Лузгин и Зыков синхронно опустили глаза. Котов не врал и не старался показаться лучше, чем он есть. Просто говорил, что думал.
— Принято, — вздохнул Долинский. — Поедем на вашей. Андрей, останься, ладно?
— Я как раз хотел попросить…
— Да там ничего интересного, — Котов свернул карту и уложил в планшет. — Забор. Дом. Через дорогу обкуренные горные азеры поют тоскливые песни и громко матерятся в паузах. Это звуковое сопровождение несколько оживляет картину. А то было бы страшно.
— Останься, — повторил Долинский. — Здесь же Вовка.
— Виноват, — кивнул Лузгин. — Действительно.
— Вовка, значит… — буркнул Котов, вставая и оправляя плащ. — Ну, если Вовка…
— Надо будет его пробить по картотеке, — Долинский опрокинул в рот остатки чая. — Поможете? Хотя там таких Вовок, наверное, сотни.
— Сотни не тысячи, — вмешался Лузгин. — И должны быть фотографии — вдруг он себя узнает.
— По дороге обсудим, — пообещал Котов. — Только пусть ваш красавец не высовывается, пока я здесь. У меня от него мурашки, и хочется стрелять. Я вообще сначала решил, что вы упыря в кустах прячете. Это оборотень какой-то, да?
— Русский народный вервольф, — сказал Лузгин горделиво, будто сам Вовку породил.

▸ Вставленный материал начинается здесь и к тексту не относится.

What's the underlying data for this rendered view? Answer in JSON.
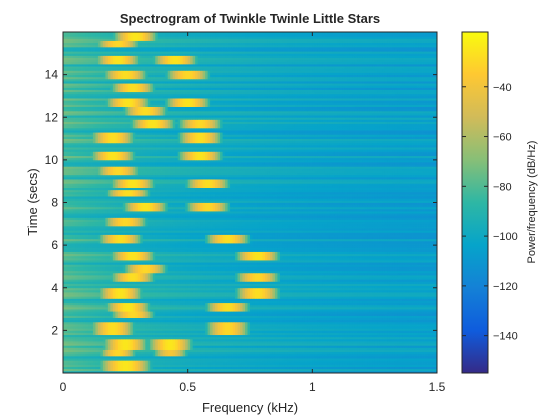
{
  "chart_data": {
    "type": "heatmap",
    "title": "Spectrogram of Twinkle Twinle Little Stars",
    "xlabel": "Frequency (kHz)",
    "ylabel": "Time (secs)",
    "xlim": [
      0,
      1.5
    ],
    "ylim": [
      0,
      16
    ],
    "xticks": [
      0,
      0.5,
      1,
      1.5
    ],
    "xtick_labels": [
      "0",
      "0.5",
      "1",
      "1.5"
    ],
    "yticks": [
      2,
      4,
      6,
      8,
      10,
      12,
      14
    ],
    "ytick_labels": [
      "2",
      "4",
      "6",
      "8",
      "10",
      "12",
      "14"
    ],
    "colorbar": {
      "label": "Power/frequency (dB/Hz)",
      "range": [
        -155,
        -18
      ],
      "ticks": [
        -140,
        -120,
        -100,
        -80,
        -60,
        -40
      ],
      "tick_labels": [
        "−140",
        "−120",
        "−100",
        "−80",
        "−60",
        "−40"
      ],
      "colormap": "parula"
    },
    "background_level_db": -100,
    "note_rows": [
      {
        "t": [
          0.15,
          0.55
        ],
        "peaks": [
          {
            "f": 0.25,
            "db": -25,
            "w": 0.07
          }
        ]
      },
      {
        "t": [
          0.85,
          1.1
        ],
        "peaks": [
          {
            "f": 0.22,
            "db": -30,
            "w": 0.05
          },
          {
            "f": 0.43,
            "db": -38,
            "w": 0.05
          }
        ]
      },
      {
        "t": [
          1.1,
          1.55
        ],
        "peaks": [
          {
            "f": 0.25,
            "db": -25,
            "w": 0.06
          },
          {
            "f": 0.43,
            "db": -25,
            "w": 0.06
          }
        ]
      },
      {
        "t": [
          1.85,
          2.35
        ],
        "peaks": [
          {
            "f": 0.2,
            "db": -28,
            "w": 0.06
          },
          {
            "f": 0.66,
            "db": -30,
            "w": 0.06
          }
        ]
      },
      {
        "t": [
          2.6,
          2.9
        ],
        "peaks": [
          {
            "f": 0.28,
            "db": -30,
            "w": 0.06
          }
        ]
      },
      {
        "t": [
          2.9,
          3.3
        ],
        "peaks": [
          {
            "f": 0.26,
            "db": -25,
            "w": 0.06
          },
          {
            "f": 0.66,
            "db": -28,
            "w": 0.06
          }
        ]
      },
      {
        "t": [
          3.55,
          3.95
        ],
        "peaks": [
          {
            "f": 0.23,
            "db": -26,
            "w": 0.06
          },
          {
            "f": 0.78,
            "db": -28,
            "w": 0.06
          }
        ]
      },
      {
        "t": [
          4.35,
          4.7
        ],
        "peaks": [
          {
            "f": 0.28,
            "db": -28,
            "w": 0.06
          },
          {
            "f": 0.78,
            "db": -30,
            "w": 0.06
          }
        ]
      },
      {
        "t": [
          4.75,
          5.1
        ],
        "peaks": [
          {
            "f": 0.33,
            "db": -30,
            "w": 0.06
          }
        ]
      },
      {
        "t": [
          5.3,
          5.7
        ],
        "peaks": [
          {
            "f": 0.28,
            "db": -26,
            "w": 0.06
          },
          {
            "f": 0.78,
            "db": -26,
            "w": 0.06
          }
        ]
      },
      {
        "t": [
          6.1,
          6.45
        ],
        "peaks": [
          {
            "f": 0.23,
            "db": -28,
            "w": 0.06
          },
          {
            "f": 0.66,
            "db": -28,
            "w": 0.06
          }
        ]
      },
      {
        "t": [
          6.95,
          7.35
        ],
        "peaks": [
          {
            "f": 0.25,
            "db": -30,
            "w": 0.06
          }
        ]
      },
      {
        "t": [
          7.6,
          8.0
        ],
        "peaks": [
          {
            "f": 0.33,
            "db": -26,
            "w": 0.06
          },
          {
            "f": 0.58,
            "db": -30,
            "w": 0.06
          }
        ]
      },
      {
        "t": [
          8.3,
          8.6
        ],
        "peaks": [
          {
            "f": 0.26,
            "db": -28,
            "w": 0.06
          }
        ]
      },
      {
        "t": [
          8.75,
          9.1
        ],
        "peaks": [
          {
            "f": 0.28,
            "db": -26,
            "w": 0.06
          },
          {
            "f": 0.58,
            "db": -28,
            "w": 0.06
          }
        ]
      },
      {
        "t": [
          9.35,
          9.7
        ],
        "peaks": [
          {
            "f": 0.22,
            "db": -30,
            "w": 0.06
          }
        ]
      },
      {
        "t": [
          10.05,
          10.45
        ],
        "peaks": [
          {
            "f": 0.2,
            "db": -26,
            "w": 0.06
          },
          {
            "f": 0.55,
            "db": -26,
            "w": 0.06
          }
        ]
      },
      {
        "t": [
          10.85,
          11.25
        ],
        "peaks": [
          {
            "f": 0.2,
            "db": -28,
            "w": 0.06
          },
          {
            "f": 0.55,
            "db": -28,
            "w": 0.06
          }
        ]
      },
      {
        "t": [
          11.55,
          11.95
        ],
        "peaks": [
          {
            "f": 0.36,
            "db": -26,
            "w": 0.06
          },
          {
            "f": 0.55,
            "db": -30,
            "w": 0.06
          }
        ]
      },
      {
        "t": [
          12.15,
          12.5
        ],
        "peaks": [
          {
            "f": 0.33,
            "db": -28,
            "w": 0.06
          }
        ]
      },
      {
        "t": [
          12.5,
          12.9
        ],
        "peaks": [
          {
            "f": 0.26,
            "db": -26,
            "w": 0.06
          },
          {
            "f": 0.5,
            "db": -26,
            "w": 0.06
          }
        ]
      },
      {
        "t": [
          13.2,
          13.6
        ],
        "peaks": [
          {
            "f": 0.28,
            "db": -28,
            "w": 0.06
          }
        ]
      },
      {
        "t": [
          13.8,
          14.2
        ],
        "peaks": [
          {
            "f": 0.25,
            "db": -28,
            "w": 0.06
          },
          {
            "f": 0.5,
            "db": -30,
            "w": 0.06
          }
        ]
      },
      {
        "t": [
          14.5,
          14.95
        ],
        "peaks": [
          {
            "f": 0.22,
            "db": -26,
            "w": 0.06
          },
          {
            "f": 0.45,
            "db": -26,
            "w": 0.06
          }
        ]
      },
      {
        "t": [
          15.3,
          15.6
        ],
        "peaks": [
          {
            "f": 0.22,
            "db": -30,
            "w": 0.06
          }
        ]
      },
      {
        "t": [
          15.6,
          16.0
        ],
        "peaks": [
          {
            "f": 0.29,
            "db": -25,
            "w": 0.06
          }
        ]
      }
    ]
  }
}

— Значит, его в том году москвичи пропавшие по лесам искали.
— А он их загрыз.
— Молодец, — похвалил Котов. — Я бы тоже кое-кого загрыз с превеликим удовольствием, да грызлом не вышел. А этот все равно пусть не высовывается.
— Вы привыкнете со временем. Вовка славный парень.
— Все мы славные ребята, простые русские парни, железные люди с деревянными головами. — Котов слегка пошатнулся. — Черт, поехали скорее. Игорь, готовы? Оденьтесь, будет дождь.
Долинский покорно натянул плащ. Зыков уже шел к калитке. Спрятать обрез он и не подумал.
— До новых встреч! — Котов махнул рукой на прощание и чуть не сверзился с крыльца. Похоже, он с каждой секундой пьянел. Лузгин знал это состояние — «откат» после стресса. То ли отважному капитану тяжело далось знакомство с Долинским, то ли Вовкино присутствие так повлияло. Но скорее всего сказывалась бессонная ночь, которую Котов прошлялся черт знает по каким помойкам.
— Вы не против, если я сяду за руль? — спросил Долинский.
— Х…й! — емко ответил Котов.
— Она без него не поедет, — объяснил Зыков издали. — Ерунда, кто нас остановит?
— Первый же столб.
— Х…й! — уверенно возразил Котов.
Лузгину это надоело, он повернулся и ушел на кухню. Имело смысл позавтракать и лечь доспать.
На холодильнике лежала районная газета, почти свежая. Лузгин поставил разогреваться вчерашние котлеты и решил посмотреть, чего пишут.
Писали ужасно. Такой кошмарный слог Лузгин встречал разве что в армейских боевых листках. «И ведь эти люди называют себя журналистами, гордятся профессией, — подумал он с горечью. — И каждая жопа, прочитав их галиматью, решает, что тоже может писать. А сколько у нас авторов, которые, гордо ударяя себя в грудь, кричат: «Я — писатель!» И каждая жопа, прочитав их галиматью… Тьфу!»